Since it’s unsafe to be out alone and only during daylight is it safer to risk going out, the three daringly venture out to see Jim’s dead parents at his urgent request. But when attacked, they take to the road to find any sign of civilization and a way out of this dilemma. They encounter a father and daughter living in a skyscraper, as they observe Christmas lights flickering in their window. These two are also uninfected survivors, the jovial but excitable cabbie Frank (Gleeson) and his brooding daughter Hannah whom he is very protective of. When hearing on the radio a taped message for all survivors to seek shelter in a Manchester army barracks, the group takes Frank’s cab. On the road, they find glee in shopping in a supermarket stocked with a variety of items and no one there to stop them from taking whatever they want (this seems to be the must fun to be had in all the chaos).

In the third act, the survivors arrive in a country mansion compound and find quartered there not a brigade as announced but 9 soldiers under the command of Major West (Eccleston), whom they soon learn are as crazed as the rabid zombies on the streets. The major promised his men a future, and plans to hold the ladies for use as baby makers to jump start the continuation of the human race. Selena and Hannah would rather take their chances in the street than be gang raped, while the sensitive Jim refuses to desert the ladies-in-peril and resists the demented soldiers.

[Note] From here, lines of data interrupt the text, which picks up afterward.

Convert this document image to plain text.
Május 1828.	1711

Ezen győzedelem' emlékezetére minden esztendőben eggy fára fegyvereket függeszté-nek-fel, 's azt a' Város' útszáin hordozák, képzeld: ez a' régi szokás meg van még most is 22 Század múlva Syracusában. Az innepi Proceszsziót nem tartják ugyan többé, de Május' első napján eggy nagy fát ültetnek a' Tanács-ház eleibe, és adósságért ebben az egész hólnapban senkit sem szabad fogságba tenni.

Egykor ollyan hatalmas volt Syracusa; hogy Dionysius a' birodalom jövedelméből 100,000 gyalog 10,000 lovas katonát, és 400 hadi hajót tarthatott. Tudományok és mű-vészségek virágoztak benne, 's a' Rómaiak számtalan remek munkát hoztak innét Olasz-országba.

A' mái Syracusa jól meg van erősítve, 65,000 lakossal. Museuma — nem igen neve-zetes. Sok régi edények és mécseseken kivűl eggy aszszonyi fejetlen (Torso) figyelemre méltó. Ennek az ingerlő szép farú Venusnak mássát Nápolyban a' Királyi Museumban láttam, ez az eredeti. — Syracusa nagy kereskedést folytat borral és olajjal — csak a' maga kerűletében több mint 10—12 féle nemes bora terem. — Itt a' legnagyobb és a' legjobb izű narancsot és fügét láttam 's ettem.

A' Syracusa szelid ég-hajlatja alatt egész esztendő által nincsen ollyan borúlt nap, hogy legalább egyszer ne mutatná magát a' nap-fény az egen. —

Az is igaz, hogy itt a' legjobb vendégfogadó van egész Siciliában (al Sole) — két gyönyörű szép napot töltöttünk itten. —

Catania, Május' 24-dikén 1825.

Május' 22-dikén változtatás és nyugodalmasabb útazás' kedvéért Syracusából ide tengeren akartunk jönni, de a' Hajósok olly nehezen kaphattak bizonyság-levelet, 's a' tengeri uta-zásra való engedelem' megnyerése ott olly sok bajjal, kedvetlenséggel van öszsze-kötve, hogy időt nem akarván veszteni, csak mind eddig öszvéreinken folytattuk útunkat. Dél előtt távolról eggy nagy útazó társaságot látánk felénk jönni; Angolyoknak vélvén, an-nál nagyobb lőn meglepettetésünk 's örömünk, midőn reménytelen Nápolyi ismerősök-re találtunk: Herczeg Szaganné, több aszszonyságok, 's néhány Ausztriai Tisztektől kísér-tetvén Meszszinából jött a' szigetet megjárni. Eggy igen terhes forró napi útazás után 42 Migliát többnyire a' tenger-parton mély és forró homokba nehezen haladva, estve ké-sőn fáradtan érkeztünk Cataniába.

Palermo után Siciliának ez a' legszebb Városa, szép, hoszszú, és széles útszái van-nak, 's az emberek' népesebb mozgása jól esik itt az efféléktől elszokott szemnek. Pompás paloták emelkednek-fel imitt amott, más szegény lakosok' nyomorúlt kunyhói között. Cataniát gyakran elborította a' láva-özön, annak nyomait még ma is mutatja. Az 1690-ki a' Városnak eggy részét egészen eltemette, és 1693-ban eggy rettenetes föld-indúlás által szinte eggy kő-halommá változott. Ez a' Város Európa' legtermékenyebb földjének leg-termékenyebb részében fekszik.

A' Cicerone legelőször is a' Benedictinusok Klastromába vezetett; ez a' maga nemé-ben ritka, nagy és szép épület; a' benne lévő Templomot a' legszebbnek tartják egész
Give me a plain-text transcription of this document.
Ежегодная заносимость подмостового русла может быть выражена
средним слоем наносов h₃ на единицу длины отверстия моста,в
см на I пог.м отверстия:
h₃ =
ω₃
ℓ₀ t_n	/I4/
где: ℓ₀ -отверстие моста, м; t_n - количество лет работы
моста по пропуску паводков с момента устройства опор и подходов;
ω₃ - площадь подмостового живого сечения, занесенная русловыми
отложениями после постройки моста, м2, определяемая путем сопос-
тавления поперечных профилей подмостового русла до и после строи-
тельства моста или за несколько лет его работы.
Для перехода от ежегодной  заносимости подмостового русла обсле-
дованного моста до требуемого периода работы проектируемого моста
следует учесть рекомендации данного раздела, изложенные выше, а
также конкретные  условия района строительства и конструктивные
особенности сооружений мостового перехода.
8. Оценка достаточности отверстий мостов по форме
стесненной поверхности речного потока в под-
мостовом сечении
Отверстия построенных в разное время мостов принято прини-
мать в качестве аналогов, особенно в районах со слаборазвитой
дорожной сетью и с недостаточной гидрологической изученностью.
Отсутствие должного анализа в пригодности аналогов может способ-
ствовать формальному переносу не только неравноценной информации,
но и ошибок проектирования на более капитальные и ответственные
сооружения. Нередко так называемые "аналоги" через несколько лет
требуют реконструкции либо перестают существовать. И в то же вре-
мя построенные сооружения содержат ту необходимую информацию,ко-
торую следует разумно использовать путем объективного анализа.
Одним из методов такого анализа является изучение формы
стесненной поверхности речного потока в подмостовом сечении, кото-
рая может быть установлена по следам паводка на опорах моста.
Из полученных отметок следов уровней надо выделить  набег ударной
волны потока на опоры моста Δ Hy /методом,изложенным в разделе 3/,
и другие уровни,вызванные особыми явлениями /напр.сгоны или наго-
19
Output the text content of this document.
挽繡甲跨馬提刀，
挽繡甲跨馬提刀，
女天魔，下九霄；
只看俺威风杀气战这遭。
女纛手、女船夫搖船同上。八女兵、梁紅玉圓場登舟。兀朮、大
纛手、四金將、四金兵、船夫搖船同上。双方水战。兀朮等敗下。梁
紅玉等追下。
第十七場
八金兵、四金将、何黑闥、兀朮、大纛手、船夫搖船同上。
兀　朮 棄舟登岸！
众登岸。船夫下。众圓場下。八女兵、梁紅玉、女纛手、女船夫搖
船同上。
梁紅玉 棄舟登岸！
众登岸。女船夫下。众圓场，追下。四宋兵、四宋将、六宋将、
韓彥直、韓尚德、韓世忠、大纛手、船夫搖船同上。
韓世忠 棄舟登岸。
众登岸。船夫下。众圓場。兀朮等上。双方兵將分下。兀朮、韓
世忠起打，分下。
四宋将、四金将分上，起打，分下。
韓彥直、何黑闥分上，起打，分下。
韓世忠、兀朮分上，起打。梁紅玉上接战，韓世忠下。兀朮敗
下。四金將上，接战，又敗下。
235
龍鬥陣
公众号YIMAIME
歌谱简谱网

This is indeed heavy stuff for a popcorn movie viewer to digest. Unfortunately, there’s not much else but the heaviness to take away from this scenario. A gruesome look at a hellish situation, forgettable acting by the unknown stars, and direction that did not get to anything earth shattering but only onto some mild human parable about the evil that lurks within a selfish mankind and a cautionary political message. I took no enjoyment in this creepy and soulless exercise about the human condition, and have so far failed to warm to any of Boyle’s pics. I was not impressed by the way Boyle hammers home his pessimistic points about this catastrophe while failing to raise anything radical or something not already obvious about human nature.